N-gram language models in NLP

Choose your learning style9 modes available
Introduction

N-gram language models help computers guess the next word in a sentence by looking at the last few words. This makes talking to machines feel more natural.

When building a simple text predictor like a phone keyboard suggestion.
When checking if a sentence sounds natural or not.
When creating a basic chatbot that replies with common phrases.
When analyzing how often word groups appear in a book or article.
Syntax
NLP
def n_gram_model(text, n):
    tokens = text.split()
    n_grams = [tuple(tokens[i:i+n]) for i in range(len(tokens)-n+1)]
    return n_grams

The function splits text into words and groups them into sequences of length n.
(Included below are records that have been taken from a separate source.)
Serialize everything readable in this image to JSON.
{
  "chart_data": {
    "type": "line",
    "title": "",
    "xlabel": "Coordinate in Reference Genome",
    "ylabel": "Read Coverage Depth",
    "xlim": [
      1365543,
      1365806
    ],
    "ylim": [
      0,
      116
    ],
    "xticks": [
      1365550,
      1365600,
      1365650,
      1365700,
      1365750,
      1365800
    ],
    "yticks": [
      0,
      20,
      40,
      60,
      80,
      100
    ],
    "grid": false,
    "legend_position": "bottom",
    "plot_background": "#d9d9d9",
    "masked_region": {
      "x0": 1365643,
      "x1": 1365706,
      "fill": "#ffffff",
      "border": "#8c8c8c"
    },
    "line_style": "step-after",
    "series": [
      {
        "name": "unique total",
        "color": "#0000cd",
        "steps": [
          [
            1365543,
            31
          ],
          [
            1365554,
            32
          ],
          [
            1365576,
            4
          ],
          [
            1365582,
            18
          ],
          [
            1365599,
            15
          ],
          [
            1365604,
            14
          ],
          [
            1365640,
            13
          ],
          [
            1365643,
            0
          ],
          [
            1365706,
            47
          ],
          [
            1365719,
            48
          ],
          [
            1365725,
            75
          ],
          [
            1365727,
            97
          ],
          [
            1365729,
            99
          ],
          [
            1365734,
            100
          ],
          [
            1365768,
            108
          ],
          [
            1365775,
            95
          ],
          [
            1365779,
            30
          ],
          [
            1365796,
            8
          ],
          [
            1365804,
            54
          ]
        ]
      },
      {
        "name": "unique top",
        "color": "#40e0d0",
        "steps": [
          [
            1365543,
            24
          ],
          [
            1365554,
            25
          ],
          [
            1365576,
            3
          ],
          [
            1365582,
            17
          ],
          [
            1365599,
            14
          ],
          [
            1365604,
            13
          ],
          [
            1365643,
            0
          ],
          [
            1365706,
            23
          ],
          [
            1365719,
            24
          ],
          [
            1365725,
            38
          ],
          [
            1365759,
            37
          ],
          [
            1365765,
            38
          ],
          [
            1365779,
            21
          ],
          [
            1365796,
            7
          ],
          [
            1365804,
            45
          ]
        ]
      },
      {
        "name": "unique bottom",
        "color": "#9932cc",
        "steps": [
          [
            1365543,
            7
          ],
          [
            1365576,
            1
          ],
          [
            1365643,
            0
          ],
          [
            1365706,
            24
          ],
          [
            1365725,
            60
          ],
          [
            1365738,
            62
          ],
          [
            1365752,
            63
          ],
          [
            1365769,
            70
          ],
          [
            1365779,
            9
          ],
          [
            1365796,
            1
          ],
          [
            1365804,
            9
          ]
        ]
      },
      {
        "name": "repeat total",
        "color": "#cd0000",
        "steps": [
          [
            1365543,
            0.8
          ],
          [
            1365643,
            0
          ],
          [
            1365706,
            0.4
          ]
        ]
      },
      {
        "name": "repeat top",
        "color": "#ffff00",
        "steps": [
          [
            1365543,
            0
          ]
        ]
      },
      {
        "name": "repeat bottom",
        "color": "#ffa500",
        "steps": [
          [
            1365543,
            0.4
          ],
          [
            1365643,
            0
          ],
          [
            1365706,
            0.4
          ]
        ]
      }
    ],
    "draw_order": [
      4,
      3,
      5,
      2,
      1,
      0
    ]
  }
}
Each group is called an n-gram, like pairs (bigrams) or triples (trigrams).

Examples
Returns bigrams: [('I', 'love'), ('love', 'machine'), ('machine', 'learning')]
NLP
n_gram_model('I love machine learning', 2)
Returns unigrams (single words): [('Hello',), ('world',)]
NLP
n_gram_model('Hello world', 1)
Returns trigrams: [('Data', 'science', 'is'), ('science', 'is', 'fun')]
NLP
n_gram_model('Data science is fun', 3)
Sample Model

This program splits a sentence into bigrams (pairs of words), counts how often each pair appears, and prints the counts.

NLP
from collections import Counter

def n_gram_model(text, n):
    tokens = text.lower().split()
    n_grams = [tuple(tokens[i:i+n]) for i in range(len(tokens)-n+1)]
    return n_grams

# Sample text
text = 'I love machine learning and I love coding'

# Create bigrams
bigrams = n_gram_model(text, 2)

# Count frequency of each bigram
bigram_counts = Counter(bigrams)

print('Bigrams and their counts:')
for bigram, count in bigram_counts.items():
    print(f'{bigram}: {count}')
OutputSuccess
Important Notes

N-gram models are simple but can miss meaning because they only look at a few words at a time.

They work best with lots of text to learn common word patterns.

Higher n (like 3 or 4) means more context but needs more data and computing power.

Summary

N-gram models group words into sequences to predict or analyze text.

They are easy to build and useful for simple language tasks.

Counting n-grams helps understand common word patterns in text.